C’est une avancée majeure qui permet à ces personnes d’envisager sereinement leur avenir au sein des juridictions. Cela permettra également de stabiliser les effectifs des juridictions et ainsi d’inscrire dans le temps long cette collaboration qui s’est avérée indispensable.
J’ai par le passé utilisé le terme de « sucres rapides » pour désigner ces 2000 contractuels qui sont venus en renforts des juridictions en 2020 et 2021. Nous l’avions choisie car le sucre, ça dynamise, ça vivifie sans attendre. Ces contractuels étaient des « renforts de l’urgence ». Désormais, ils ont vocation à devenir des renforts pérennes et s’installer durablement en tant qu’acteurs de la communauté judiciaire. C’est une expression que je n’utiliserai donc plus désormais.
J’ai par ailleurs entendu les inquiétudes qui résultent du statut actuel des juristes assistants, qui n’est pas tout à fait satisfaisant : il est trop précaire, ne prévoit pas de formation initiale et les tâches qui leur sont confiées ne sont pas suffisamment précises.
Il induit donc un très fort roulement des personnes recrutées, ce qui nuit à l’organisation des juridictions.
C’est la raison pour laquelle j’ai décidé de créer une fonction d’attaché de justice.
Cette nouvelle fonction, qui regroupera ce qu’on appelle aujourd’hui les juristes assistants et les autres contractuels de catégorie A, sera ouverte tant aux fonctionnaires qu’aux contractuels.
De cette manière, nous nous assurerons, que partout sur le territoire, quel que soit le bassin étudiant et le bassin d’emploi, des attachés de justice seront présents.

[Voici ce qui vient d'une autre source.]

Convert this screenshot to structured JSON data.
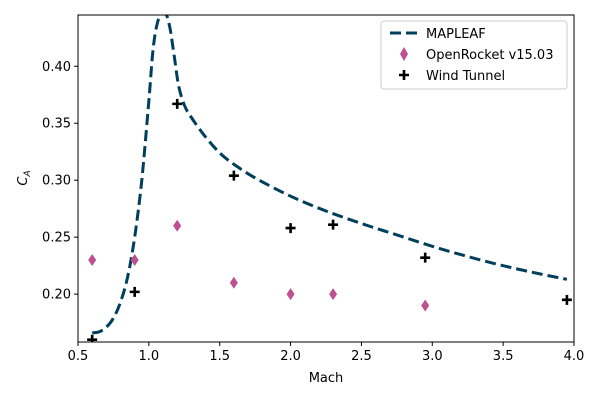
{
  "chart_data": {
    "type": "line",
    "xlabel": "Mach",
    "ylabel_main": "C",
    "ylabel_sub": "A",
    "xlim": [
      0.5,
      4.0
    ],
    "ylim": [
      0.158,
      0.445
    ],
    "xticks": [
      0.5,
      1.0,
      1.5,
      2.0,
      2.5,
      3.0,
      3.5,
      4.0
    ],
    "xtick_labels": [
      "0.5",
      "1.0",
      "1.5",
      "2.0",
      "2.5",
      "3.0",
      "3.5",
      "4.0"
    ],
    "yticks": [
      0.2,
      0.25,
      0.3,
      0.35,
      0.4
    ],
    "ytick_labels": [
      "0.20",
      "0.25",
      "0.30",
      "0.35",
      "0.40"
    ],
    "grid": false,
    "legend_position": "top-right",
    "series": [
      {
        "name": "MAPLEAF",
        "kind": "line",
        "style": "dashed",
        "color": "#003f5c",
        "x": [
          0.6,
          0.65,
          0.7,
          0.75,
          0.8,
          0.85,
          0.9,
          0.95,
          1.0,
          1.03,
          1.06,
          1.09,
          1.12,
          1.15,
          1.18,
          1.21,
          1.25,
          1.3,
          1.4,
          1.5,
          1.6,
          1.75,
          2.0,
          2.25,
          2.5,
          2.75,
          3.0,
          3.25,
          3.5,
          3.75,
          3.95
        ],
        "y": [
          0.166,
          0.167,
          0.171,
          0.179,
          0.193,
          0.215,
          0.25,
          0.3,
          0.37,
          0.415,
          0.438,
          0.446,
          0.446,
          0.433,
          0.408,
          0.383,
          0.366,
          0.355,
          0.338,
          0.324,
          0.314,
          0.302,
          0.286,
          0.273,
          0.262,
          0.252,
          0.242,
          0.233,
          0.225,
          0.218,
          0.213
        ]
      },
      {
        "name": "OpenRocket v15.03",
        "kind": "scatter",
        "marker": "thin-diamond",
        "color": "#bc5090",
        "x": [
          0.6,
          0.9,
          1.2,
          1.6,
          2.0,
          2.3,
          2.95
        ],
        "y": [
          0.23,
          0.23,
          0.26,
          0.21,
          0.2,
          0.2,
          0.19
        ]
      },
      {
        "name": "Wind Tunnel",
        "kind": "scatter",
        "marker": "plus",
        "color": "#000000",
        "x": [
          0.6,
          0.9,
          1.2,
          1.6,
          2.0,
          2.3,
          2.95,
          3.95
        ],
        "y": [
          0.16,
          0.202,
          0.367,
          0.304,
          0.258,
          0.261,
          0.232,
          0.195
        ]
      }
    ]
  }
}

Cette flexibilité dans l’ouverture de poste permettra en effet de recruter à la fois des fonctionnaires, comme des attachés d’administration, des enseignants, des policiers, par exemple, et des personnes venant du secteur privé, ou encore des étudiants sortant de leurs études de droit.

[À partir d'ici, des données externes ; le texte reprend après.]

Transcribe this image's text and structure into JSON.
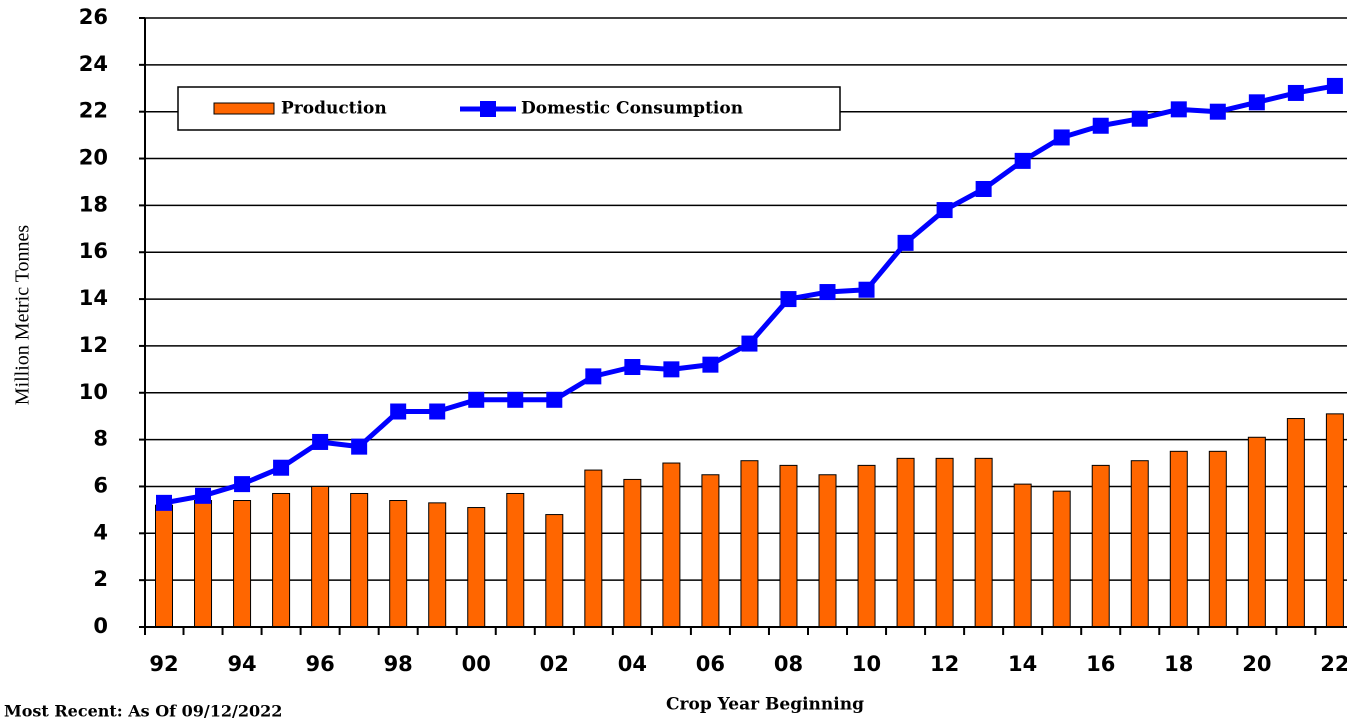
{
  "chart_data": {
    "type": "bar_line",
    "x_label": "Crop Year Beginning",
    "y_label": "Million Metric Tonnes",
    "footnote": "Most Recent: As Of 09/12/2022",
    "categories": [
      "92",
      null,
      "94",
      null,
      "96",
      null,
      "98",
      null,
      "00",
      null,
      "02",
      null,
      "04",
      null,
      "06",
      null,
      "08",
      null,
      "10",
      null,
      "12",
      null,
      "14",
      null,
      "16",
      null,
      "18",
      null,
      "20",
      null,
      "22"
    ],
    "series": [
      {
        "name": "Production",
        "type": "bar",
        "color": "#ff6600",
        "values": [
          5.2,
          5.4,
          5.4,
          5.7,
          6.0,
          5.7,
          5.4,
          5.3,
          5.1,
          5.7,
          4.8,
          6.7,
          6.3,
          7.0,
          6.5,
          7.1,
          6.9,
          6.5,
          6.9,
          7.2,
          7.2,
          7.2,
          6.1,
          5.8,
          6.9,
          7.1,
          7.5,
          7.5,
          8.1,
          8.9,
          9.1
        ]
      },
      {
        "name": "Domestic Consumption",
        "type": "line",
        "color": "#0000ff",
        "values": [
          5.3,
          5.6,
          6.1,
          6.8,
          7.9,
          7.7,
          9.2,
          9.2,
          9.7,
          9.7,
          9.7,
          10.7,
          11.1,
          11.0,
          11.2,
          12.1,
          14.0,
          14.3,
          14.4,
          16.4,
          17.8,
          18.7,
          19.9,
          20.9,
          21.4,
          21.7,
          22.1,
          22.0,
          22.4,
          22.8,
          23.1
        ]
      }
    ],
    "ylim": [
      0,
      26
    ],
    "yticks": [
      0,
      2,
      4,
      6,
      8,
      10,
      12,
      14,
      16,
      18,
      20,
      22,
      24,
      26
    ],
    "grid": true,
    "legend": "top-left"
  }
}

Cette flexibilité est une manière de faire confiance au terrain et de laisser la main au chefs de juridiction qui savent mieux que quiconque quels sont leurs besoins en matière de ressources humaines.
Quand on est, par exemple dans le ressort d’une zone douanière, je pense par exemple à Avesnes-sur-Helpe, on peut avoir besoin de juristes assistants qui connaissent bien la matière douanière. Quand on est à Meaux, près d’un centre de rétention administrative, on peut avoir besoin d’un ancien fonctionnaire qui connaît parfaitement les rouages administratifs en matière de droit des étrangers.

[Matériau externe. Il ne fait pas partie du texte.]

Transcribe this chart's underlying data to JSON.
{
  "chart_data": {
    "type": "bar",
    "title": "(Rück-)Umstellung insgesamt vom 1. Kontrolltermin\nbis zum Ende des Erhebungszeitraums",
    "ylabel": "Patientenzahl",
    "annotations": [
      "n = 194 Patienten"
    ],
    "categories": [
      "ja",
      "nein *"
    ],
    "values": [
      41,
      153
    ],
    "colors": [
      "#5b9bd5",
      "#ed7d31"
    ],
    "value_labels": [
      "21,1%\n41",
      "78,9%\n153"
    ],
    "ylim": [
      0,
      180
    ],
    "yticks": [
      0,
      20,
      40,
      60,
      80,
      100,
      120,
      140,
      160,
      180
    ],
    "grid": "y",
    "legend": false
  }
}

Cette nouvelle fonction recouvrera des missions généralistes incluant l’aide à la décision, la recherche de jurisprudence, la rédaction de notes de synthèse, le soutien aux politiques publiques et partenariales et même l’établissement de diverses réquisitions en matière pénale.
Afin de les intégrer pleinement à la communauté judiciaire, je souhaite que ces attachés de justice prêtent serment. Ils pourront ainsi assister aux audiences et aux délibérés et prévoir une délégation de signature dans des domaines précis.
Nous leur offrirons également une formation initiale dispensée par l’ENM afin d’assurer une homogénéité partout en France.
Et comme c’est déjà le cas aujourd’hui pour les juristes assistants, nous maintiendrons une passerelle spécifique d’accès à l’ENM.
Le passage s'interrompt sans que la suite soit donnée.